How To Communicate Effective Messages Every Time

Dr. Gilbert Nacouzi

How To Communicate Effective Messages Every Time

How To Communicate Effective Messages Every Time

Peter Drucker who is considered the father of modern management is famously quoted for “The most important thing in communication is to hear what isn’t being said”. Drucker is mostly known for recognizing that dedicated employees are key to the success of any corporation, and marketing and innovation should come before worries about finances. Capturing and retaining dedicated employees requires building relationships that are based on effective communication. Music composer John Powell is quoted for “Communication works for those who work at it”. Effective communication in business, in our relations, and in everyday lives comprises both verbal and non-verbal communication. Sometimes verbal communication is sufficient to convey the message and many times non-verbal actions are responsible for conveying the right message.

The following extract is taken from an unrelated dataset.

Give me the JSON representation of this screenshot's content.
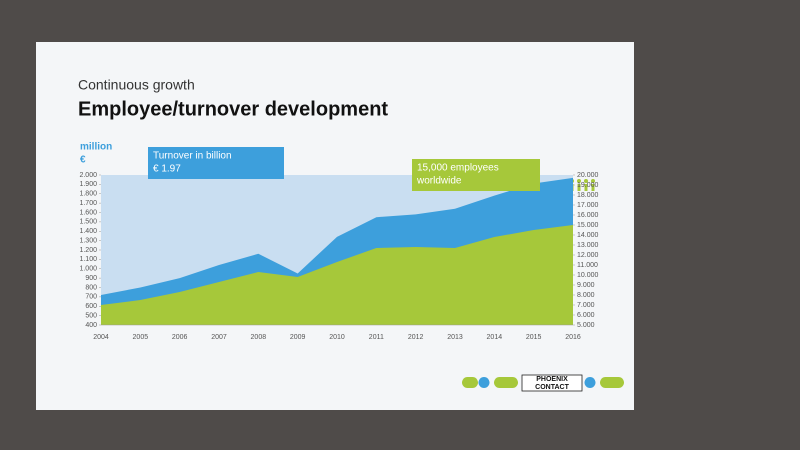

The same is true with communicating ideas to customers or business partners. Some good Ideas survive and some do not. Most of the time it is due to a phenomenon called the curse of knowledge or the curse of expertise. The curse of knowledge was coined in a 1989 Journal of Political Economy article by economists Colin Camerer, George Loewenstein, and Martin Weber. The aim of their research was to counter the “conventional assumptions in such (economic) analyses of asymmetric information in that better-informed agents can accurately anticipate the judgment of less-informed agents”. We often attribute the curse of knowledge to what happens when we know enough about the subject that we think that the person we are trying to communicate the subject to is supposed to know the same. In reality, we often fail to convey the message due to bad communication of what we know.

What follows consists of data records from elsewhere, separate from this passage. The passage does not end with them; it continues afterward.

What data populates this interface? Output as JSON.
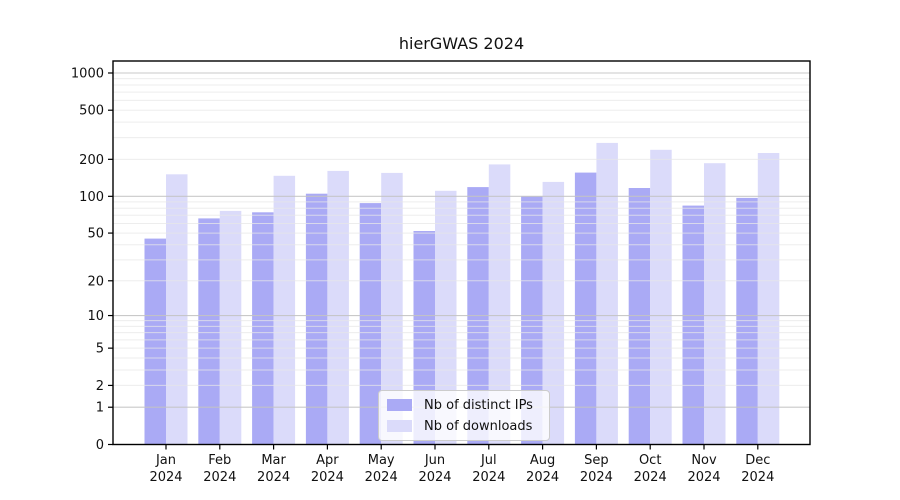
{
  "figure": {
    "title": "hierGWAS 2024"
  },
  "chart_data": {
    "type": "bar",
    "title": "hierGWAS 2024",
    "categories": [
      "Jan 2024",
      "Feb 2024",
      "Mar 2024",
      "Apr 2024",
      "May 2024",
      "Jun 2024",
      "Jul 2024",
      "Aug 2024",
      "Sep 2024",
      "Oct 2024",
      "Nov 2024",
      "Dec 2024"
    ],
    "series": [
      {
        "name": "Nb of distinct IPs",
        "color": "#aaaaf5",
        "values": [
          45,
          66,
          74,
          105,
          88,
          52,
          119,
          100,
          156,
          117,
          84,
          97
        ]
      },
      {
        "name": "Nb of downloads",
        "color": "#dbdbfa",
        "values": [
          151,
          76,
          147,
          161,
          155,
          111,
          182,
          131,
          272,
          239,
          186,
          225
        ]
      }
    ],
    "xlabel": "",
    "ylabel": "",
    "yscale": "log1p",
    "ylim": [
      0,
      1250
    ],
    "y_ticks": [
      0,
      1,
      2,
      5,
      10,
      20,
      50,
      100,
      200,
      500,
      1000
    ],
    "grid": true,
    "legend_position": "lower center",
    "colors": {
      "major_grid": "#c3c3c3",
      "minor_grid": "#e7e7e7",
      "axis": "#000000",
      "text": "#111111"
    }
  }
}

As eye care professionals we encounter communication challenges when communicating with staff, patients, customers, building effective social media messages, website messages, newsletter headings, capturing store window signs and displays, etc. To build effective communication our ideas and messages need to resonate and the people we are addressing have to retain the message we are sending. Robert Cialdini, Professor Emeritus of Psychology and Marketing at Arizona State University, emphasizes effective communication of ideas needs to make the audience think of what’s going to happen next? how it is going to end? and create a sense of mystery.

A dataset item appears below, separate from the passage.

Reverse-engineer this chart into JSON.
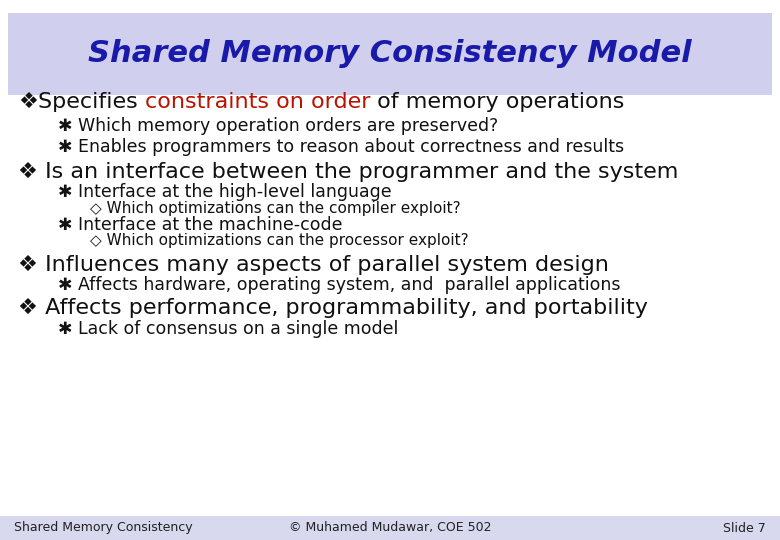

Chip Heath and Dan Heath, authors of the book “Made to Stick”, identify sticky ideas as being interesting, actionable, and memorable. Advertising and marketing campaigns are driven by campaign messages that include 6 traits, they call “SUCCESs” principles that are:

               Simple: campaign messages consist of simple and profound core messages for example “Try our new daily contact lenses for free”;

               Unexpected: campaign messages that communicate a sense of mystery keep us interested. Unexpected outcome vs boring message. For example “Learn how to get rid of your eyeglasses forever” is a message referring to refractive surgery. Another example is “Learn how to get rid of your reading glasses forever” which refers to Vuity eye drops;

     Concrete: the message should make the idea clear and easy to understand, avoid abstraction, and use concrete language;

               Credible: make people believe your ideas, be able to demonstrate and prove your claims. “Try it before you buy it”, “Money Back Guaranty”, etc;

Emotion: get people to care about your ideas;

Story: get people to act on your ideas by telling them personal stories;

Success in business and personal life relies on effective communication. People who listen to our ideas are not necessarily prompt to all the knowledge we know about the subject. To employ the right communication and build a good relationship we need to be able at every instant to convey an interesting, actionable, and memorable message.